LMTD for evaporators & condensers for a given terminal parameters & set of conditions for counterflow is equal to that for parallel flow. In such heat exchangers, with one of the fluids condensing or evaporating, the surface area required is the least in the __________ flow.

ANS:D - same in either 'a', b' or 'c'

1. Parallel Flow: In a parallel flow heat exchanger, both fluids enter the exchanger at the same end and flow parallel to each other to the other end. While parallel flow configurations are simple and easy to construct, they often result in a smaller temperature difference between the two fluids along the length of the exchanger. This smaller temperature difference reduces the rate of heat transfer, requiring a larger surface area to achieve the desired heat transfer duty. Therefore, parallel flow configurations typically require more surface area compared to other configurations for the same heat transfer duty.
2. Mixed Flow: Mixed flow heat exchangers combine aspects of both parallel and counterflow configurations, with the fluids entering the exchanger at different ends and flowing partially parallel and partially counter to each other.

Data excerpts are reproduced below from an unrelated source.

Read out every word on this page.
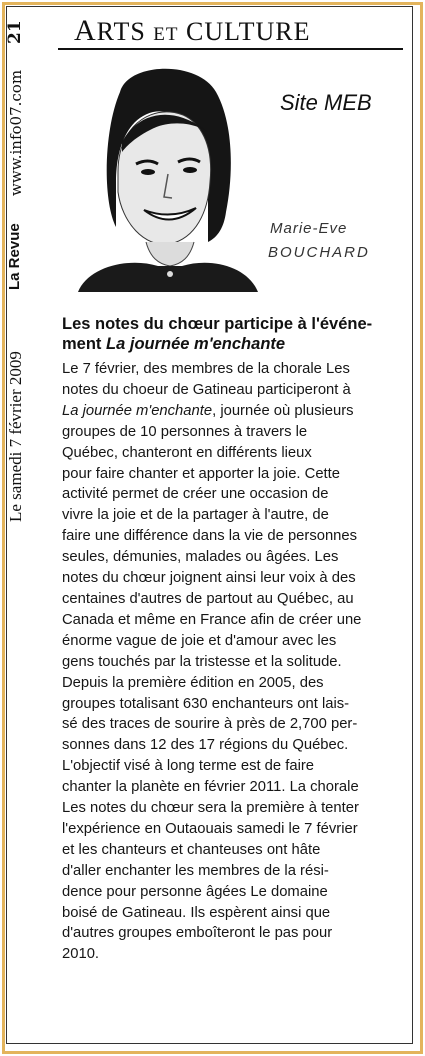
21
www.info07.com
La Revue
Le samedi 7 février 2009
ARTS ET CULTURE
Site MEB
Marie-Eve
BOUCHARD
Les notes du chœur participe à l'événe-
ment La journée m'enchante
Le 7 février, des membres de la chorale Les
notes du choeur de Gatineau participeront à
La journée m'enchante, journée où plusieurs
groupes de 10 personnes à travers le
Québec, chanteront en différents lieux
pour faire chanter et apporter la joie. Cette
activité permet de créer une occasion de
vivre la joie et de la partager à l'autre, de
faire une différence dans la vie de personnes
seules, démunies, malades ou âgées. Les
notes du chœur joignent ainsi leur voix à des
centaines d'autres de partout au Québec, au
Canada et même en France afin de créer une
énorme vague de joie et d'amour avec les
gens touchés par la tristesse et la solitude.
Depuis la première édition en 2005, des
groupes totalisant 630 enchanteurs ont lais-
sé des traces de sourire à près de 2,700 per-
sonnes dans 12 des 17 régions du Québec.
L'objectif visé à long terme est de faire
chanter la planète en février 2011. La chorale
Les notes du chœur sera la première à tenter
l'expérience en Outaouais samedi le 7 février
et les chanteurs et chanteuses ont hâte
d'aller enchanter les membres de la rési-
dence pour personne âgées Le domaine
boisé de Gatineau. Ils espèrent ainsi que
d'autres groupes emboîteront le pas pour
2010.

Mixed flow configurations aim to achieve a balance between the simplicity of parallel flow and the efficiency of counterflow. However, because they do not maximize the temperature difference between the fluids like counterflow configurations do, they generally require more surface area compared to counterflow configurations for the same heat transfer duty.
3. Counterflow: In a counterflow heat exchanger, the two fluids flow in opposite directions to each other. This configuration maximizes the temperature difference between the fluids along the length of the exchanger, resulting in a more efficient heat transfer process. Because of this increased efficiency, counterflow configurations require the least amount of surface area to achieve a given heat transfer duty compared to parallel and mixed flow configurations.
4. Same in Either 'a', 'b', or 'c': This option suggests that the surface area required is equal in all flow configurations. However, this is not the case. As explained above, the counterflow configuration typically requires the least amount of surface area for the same heat transfer duty due to its ability to maximize the temperature difference between the fluids. Therefore, this statement is incorrect.

In summary, while all flow configurations have their advantages and disadvantages, in heat exchangers where one of the fluids is condensing or evaporating, the surface area required is typically the least in the counterflow configuration due to its ability to maximize the temperature difference between the fluids along the length of the exchanger, resulting in more efficient heat transfer.